A 14% reduction in Canada’s agriculture industry’s greenhouse gas emissions from nitrogen fertilizers can be reduced by 14% without compromising food security, says new report, but government’s 30% target is ‘unrealistic’ .

Canada’s Agriculture and Agri-Food Minister Marie-Claude Bibeau announced a target last year to reduce greenhouse gas emissions associated with fertilizers by 30% below 2020 levels. by 2030.

The government’s target has led some – including industry players and farmers – to question whether such reduction in emissions is achievable without reducing fertilizer use and therefore impacting on yields.

They also expressed concern about the added pressure to increase production to fill the void in the international market during the war in Ukraine.

The new report, commissioned by Fertilizer Canada and the Canola Council of Canada, calls the 30% target “unrealistic” but says it could meet almost half that target, to 14%, while increasing returns.

“With reasonable adoption of these more advanced practices, we estimated we could reach 14%,” Fertilizer Canada President and CEO Karen Proud said in an interview with CTVNews.ca. “It actually helps increase yields, which is a very, very important part of the overall picture.”

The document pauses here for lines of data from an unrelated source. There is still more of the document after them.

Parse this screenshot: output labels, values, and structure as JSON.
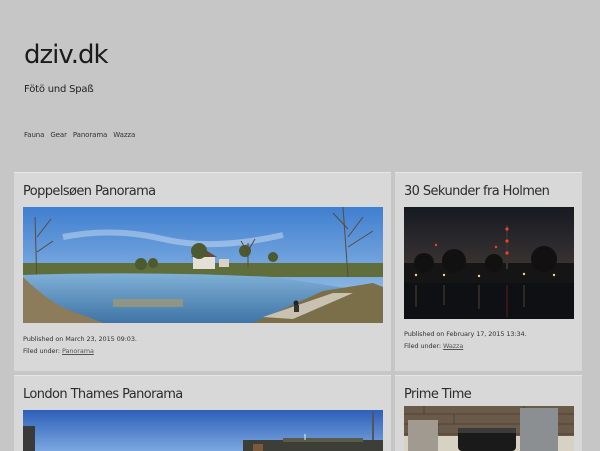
{
  "site": {
    "title": "dziv.dk",
    "tagline": "Fötö und Spaß"
  },
  "nav": [
    {
      "label": "Fauna"
    },
    {
      "label": "Gear"
    },
    {
      "label": "Panorama"
    },
    {
      "label": "Wazza"
    }
  ],
  "posts": [
    {
      "title": "Poppelsøen Panorama",
      "published_prefix": "Published on",
      "published_date": "March 23, 2015 09:03.",
      "filed_prefix": "Filed under:",
      "category": "Panorama"
    },
    {
      "title": "30 Sekunder fra Holmen",
      "published_prefix": "Published on",
      "published_date": "February 17, 2015 13:34.",
      "filed_prefix": "Filed under:",
      "category": "Wazza"
    },
    {
      "title": "London Thames Panorama"
    },
    {
      "title": "Prime Time"
    }
  ],
  "colors": {
    "page_background": "#c6c6c6",
    "card_background": "#d8d8d8",
    "sky": "#5d93d8",
    "water": "#5a8fbf",
    "night": "#1c1c22"
  }
}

Proud said the report aims to use “scientific rigor” to determine what level of emissions is possible, while applying best practices from Fertilizer Canada, its 4R stewardship program, “at the most advanced level.”

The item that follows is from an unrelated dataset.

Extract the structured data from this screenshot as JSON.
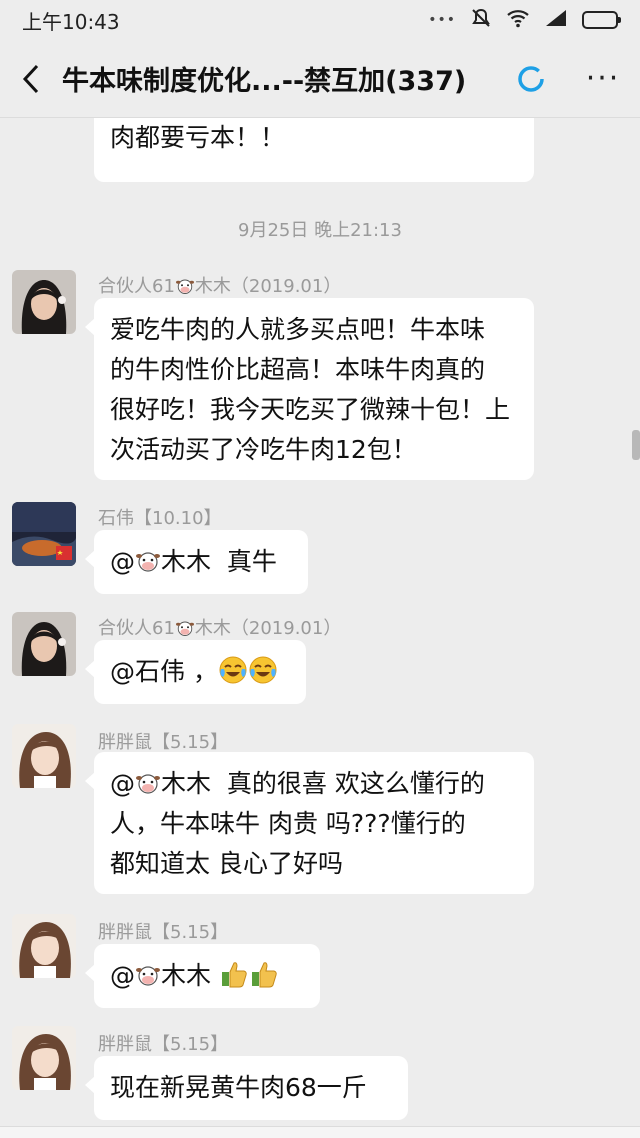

Proud said that while the report sees no way to meet even half of the government’s target, the 14% is still cause for optimism.

“It shows there’s still room to move,” Proud said. “And it’s not an insignificant reduction in emissions; this is still very important, while allowing Canadian farmers to do their part when it comes to food productivity and global food security. I was really, really happy to see how far we still think we can go. »

Bibeau wrote in an email to CTVNews.ca that she welcomes the report’s conclusion that further application of Fertilizer Canada’s 4Rs – the right source at the right rate, right time and right place – will help reduce shows.

“This program saves money, produces more and reduces emissions at the same time,” Bibeau wrote. “While this industry report focuses on its own nutrient management initiative, there are several other ways to meet the emissions target.”

She added that her government had invested in research and innovation to help farmers find other ways to reduce their emissions.

Following the announcement of the federal government’s emissions reduction target, many were quick to talk about a fertilizer ban. But Bibeau – and Proud – argue that’s not what it is.

“It’s absolutely not a fertilizer ban,” Bibeau said in an interview with CTVNews.ca. “It’s a strategy to reduce our emissions, because we desperately need to fight climate change, and farmers are the first to be affected by climate change.”

Proud said while the 30% target is ambitious, it is also voluntary, and the new report shows that significant progress can be made without reducing fertilizer use.

“There’s been a lot of misinformation floating around about what that goal was from the start, and we never suggested it was a fertilizer ban,” Proud said. “We have expressed concerns about the only way to achieve this by reducing the use of fertilizers, and I think the government is listening to that.”

“They have since made it very, very clear that their intention was not to require reductions in fertilizer use,” she added. “They made it clear that they support farmers who continue to increase yields and productivity, so I think that was very important.”

Proud said government, industry stakeholders and farmers need to be aware that there are not many growing seasons left until 2030, so it is critical they find the best way to implement sustainable practices whenever possible.

“I think the big challenge now is to engage in meaningful discussions with farmers, farmer groups and organizers such as us, to talk about how we really achieve this,” she said, adding that they needed to go beyond academics and help farmers break down barriers.

The government completed its consultations in late August to determine how best to achieve the emissions reduction target, and a report is expected in late fall with the results of those consultations.